Antonio Escohotado (Madrid, 1941) ha atravesado cinco décadas de la vida intelectual del país siendo a la vez representante de su tiempo y extraño en él. El joven que renuncia a la carrera propia de un hijo de la alta burguesía madrileña, y al que la universidad franquista intenta impedir la defensa de su tesis sobre la filosofía de la religión hegeliana. El hippy de primera hora que funda lo que, andando el tiempo y la masificación, será una de las grandes discotecas ibicencas. El intelectual televisivo de los ochenta y noventa, cuyo mensaje es corrosivo por igual para autoridades y portavoces del victimismo toxicómano. El estudioso de la economía y la moral que, de nuevo, cambia el paso a unos y otros a la vuelta del milenio. Escohotado acaba de publicar en Espasa el segundo tomo de Los enemigos del comercio, su historia del espíritu comunista.
Creo que está teniendo una experiencia reveladora con algunas entrevistas en la promoción del libro.
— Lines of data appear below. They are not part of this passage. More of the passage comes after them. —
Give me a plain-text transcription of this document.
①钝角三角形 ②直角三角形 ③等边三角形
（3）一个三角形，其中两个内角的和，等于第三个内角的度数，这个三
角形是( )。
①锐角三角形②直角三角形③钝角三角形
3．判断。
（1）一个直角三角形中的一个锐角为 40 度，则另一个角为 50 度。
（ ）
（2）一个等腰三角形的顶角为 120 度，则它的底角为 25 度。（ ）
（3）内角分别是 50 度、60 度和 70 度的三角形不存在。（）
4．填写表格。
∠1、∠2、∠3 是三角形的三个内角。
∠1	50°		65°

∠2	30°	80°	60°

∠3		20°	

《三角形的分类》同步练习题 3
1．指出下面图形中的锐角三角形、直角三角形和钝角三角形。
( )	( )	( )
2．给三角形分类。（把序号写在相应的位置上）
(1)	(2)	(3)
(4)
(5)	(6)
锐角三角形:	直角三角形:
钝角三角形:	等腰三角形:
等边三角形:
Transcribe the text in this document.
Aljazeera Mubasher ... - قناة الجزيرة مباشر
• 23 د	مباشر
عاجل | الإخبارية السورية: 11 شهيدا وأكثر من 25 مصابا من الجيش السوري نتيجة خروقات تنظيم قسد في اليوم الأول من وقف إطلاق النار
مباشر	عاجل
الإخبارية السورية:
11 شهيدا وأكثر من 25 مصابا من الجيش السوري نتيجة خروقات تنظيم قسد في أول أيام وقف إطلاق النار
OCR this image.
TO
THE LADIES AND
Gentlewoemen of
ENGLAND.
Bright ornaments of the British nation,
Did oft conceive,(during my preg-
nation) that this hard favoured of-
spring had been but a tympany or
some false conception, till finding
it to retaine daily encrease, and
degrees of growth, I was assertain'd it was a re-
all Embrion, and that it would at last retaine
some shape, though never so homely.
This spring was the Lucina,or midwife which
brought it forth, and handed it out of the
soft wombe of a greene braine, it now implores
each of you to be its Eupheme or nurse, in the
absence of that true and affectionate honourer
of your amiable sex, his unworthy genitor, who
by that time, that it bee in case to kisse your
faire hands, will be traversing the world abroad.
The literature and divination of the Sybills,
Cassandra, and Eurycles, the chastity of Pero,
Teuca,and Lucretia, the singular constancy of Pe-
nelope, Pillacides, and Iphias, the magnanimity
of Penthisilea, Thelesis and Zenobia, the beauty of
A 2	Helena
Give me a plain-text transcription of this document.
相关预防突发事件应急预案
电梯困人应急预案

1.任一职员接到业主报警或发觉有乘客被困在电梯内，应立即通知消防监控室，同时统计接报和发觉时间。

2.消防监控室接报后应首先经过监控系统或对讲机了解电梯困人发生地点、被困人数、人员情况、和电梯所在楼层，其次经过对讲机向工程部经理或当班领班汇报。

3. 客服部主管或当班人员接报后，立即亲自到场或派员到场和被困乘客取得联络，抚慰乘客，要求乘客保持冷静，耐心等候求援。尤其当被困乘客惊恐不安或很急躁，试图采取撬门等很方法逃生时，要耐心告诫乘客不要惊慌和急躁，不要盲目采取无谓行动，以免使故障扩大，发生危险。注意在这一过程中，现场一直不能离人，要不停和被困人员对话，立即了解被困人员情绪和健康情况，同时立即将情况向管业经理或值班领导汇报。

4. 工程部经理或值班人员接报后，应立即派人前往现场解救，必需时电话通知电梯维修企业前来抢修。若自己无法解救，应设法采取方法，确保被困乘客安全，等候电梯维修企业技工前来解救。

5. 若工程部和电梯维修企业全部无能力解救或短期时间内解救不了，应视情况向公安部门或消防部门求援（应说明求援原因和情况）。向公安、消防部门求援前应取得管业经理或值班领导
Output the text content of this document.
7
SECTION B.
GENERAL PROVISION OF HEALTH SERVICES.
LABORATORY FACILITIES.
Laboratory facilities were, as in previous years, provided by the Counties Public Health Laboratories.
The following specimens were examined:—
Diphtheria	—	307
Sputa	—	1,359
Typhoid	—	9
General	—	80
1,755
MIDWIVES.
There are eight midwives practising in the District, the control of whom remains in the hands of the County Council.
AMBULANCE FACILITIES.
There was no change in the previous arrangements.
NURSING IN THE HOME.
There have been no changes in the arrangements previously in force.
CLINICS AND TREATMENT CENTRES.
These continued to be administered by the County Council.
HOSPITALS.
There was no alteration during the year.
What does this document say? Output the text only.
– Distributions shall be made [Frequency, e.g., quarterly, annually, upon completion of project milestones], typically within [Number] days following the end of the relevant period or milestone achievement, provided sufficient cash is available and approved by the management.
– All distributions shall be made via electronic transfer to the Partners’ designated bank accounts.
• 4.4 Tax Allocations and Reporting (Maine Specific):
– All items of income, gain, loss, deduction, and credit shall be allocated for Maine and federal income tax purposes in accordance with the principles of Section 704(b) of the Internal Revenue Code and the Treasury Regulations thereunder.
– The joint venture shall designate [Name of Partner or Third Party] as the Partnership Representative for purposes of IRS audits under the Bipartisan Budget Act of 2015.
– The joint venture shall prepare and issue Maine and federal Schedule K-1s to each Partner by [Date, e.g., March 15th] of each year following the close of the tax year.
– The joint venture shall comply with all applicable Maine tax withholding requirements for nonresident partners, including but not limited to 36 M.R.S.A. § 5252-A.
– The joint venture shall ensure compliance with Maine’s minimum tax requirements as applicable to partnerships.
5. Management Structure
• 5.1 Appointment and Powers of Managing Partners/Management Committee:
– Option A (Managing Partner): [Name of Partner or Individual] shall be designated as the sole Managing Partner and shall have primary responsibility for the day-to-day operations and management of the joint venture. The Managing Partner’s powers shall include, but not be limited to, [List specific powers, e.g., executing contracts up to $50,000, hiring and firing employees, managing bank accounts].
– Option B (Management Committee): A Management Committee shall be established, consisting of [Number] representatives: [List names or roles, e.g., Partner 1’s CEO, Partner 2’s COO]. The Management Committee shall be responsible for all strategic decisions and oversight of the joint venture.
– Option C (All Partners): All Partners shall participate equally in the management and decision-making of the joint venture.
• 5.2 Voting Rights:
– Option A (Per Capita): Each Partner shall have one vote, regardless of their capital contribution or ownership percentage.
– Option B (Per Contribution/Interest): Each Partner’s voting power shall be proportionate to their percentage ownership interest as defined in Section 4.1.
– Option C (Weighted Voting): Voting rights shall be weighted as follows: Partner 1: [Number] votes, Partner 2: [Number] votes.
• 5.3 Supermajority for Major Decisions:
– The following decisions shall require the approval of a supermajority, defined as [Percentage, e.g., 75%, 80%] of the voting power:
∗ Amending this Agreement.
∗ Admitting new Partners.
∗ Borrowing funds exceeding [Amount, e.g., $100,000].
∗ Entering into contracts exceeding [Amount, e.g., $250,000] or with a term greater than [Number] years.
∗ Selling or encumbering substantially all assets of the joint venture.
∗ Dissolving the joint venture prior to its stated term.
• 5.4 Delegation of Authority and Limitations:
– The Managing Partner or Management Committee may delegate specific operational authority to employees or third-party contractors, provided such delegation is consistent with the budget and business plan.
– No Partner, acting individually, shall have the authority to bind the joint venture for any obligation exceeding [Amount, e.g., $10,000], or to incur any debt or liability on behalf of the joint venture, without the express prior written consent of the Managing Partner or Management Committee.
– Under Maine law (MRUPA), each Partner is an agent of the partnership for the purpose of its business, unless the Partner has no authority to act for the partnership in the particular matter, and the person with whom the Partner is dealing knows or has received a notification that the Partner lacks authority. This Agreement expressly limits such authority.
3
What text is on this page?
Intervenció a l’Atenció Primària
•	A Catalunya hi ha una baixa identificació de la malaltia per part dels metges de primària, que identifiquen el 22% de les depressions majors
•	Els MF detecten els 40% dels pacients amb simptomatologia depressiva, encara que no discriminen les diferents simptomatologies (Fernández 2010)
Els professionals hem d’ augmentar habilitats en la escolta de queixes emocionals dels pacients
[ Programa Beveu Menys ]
Achacable quizás a la sorpresa que aún les causa a algunos su aparente giro ideológico.
Los que éramos de izquierdas seguimos siendo de izquierdas. Ser de izquierdas en los años cincuenta o sesenta significaba humanismo, buena voluntad, esfuerzo por no ser un falsario, honradez. Teníamos compasión, claro; nos torturaba la idea de que un niño padeciese necesidad en cualquier sitio, cualquier madre desamparada… En ese sentido la izquierda no ha cambiado un milímetro. Los que hoy se dicen de izquierdas, a juzgar por sus actos y palabras, no lo son. Pero como esto es todo un juego de palabras, he preferido contar la historia paralela del socialismo democrático y el mesiánico.
Es verdad que a veces parece aflorar algo próximo a la histeria cuando se lleva la contraria a ciertos discursos, a ciertas tendencias de pensamiento.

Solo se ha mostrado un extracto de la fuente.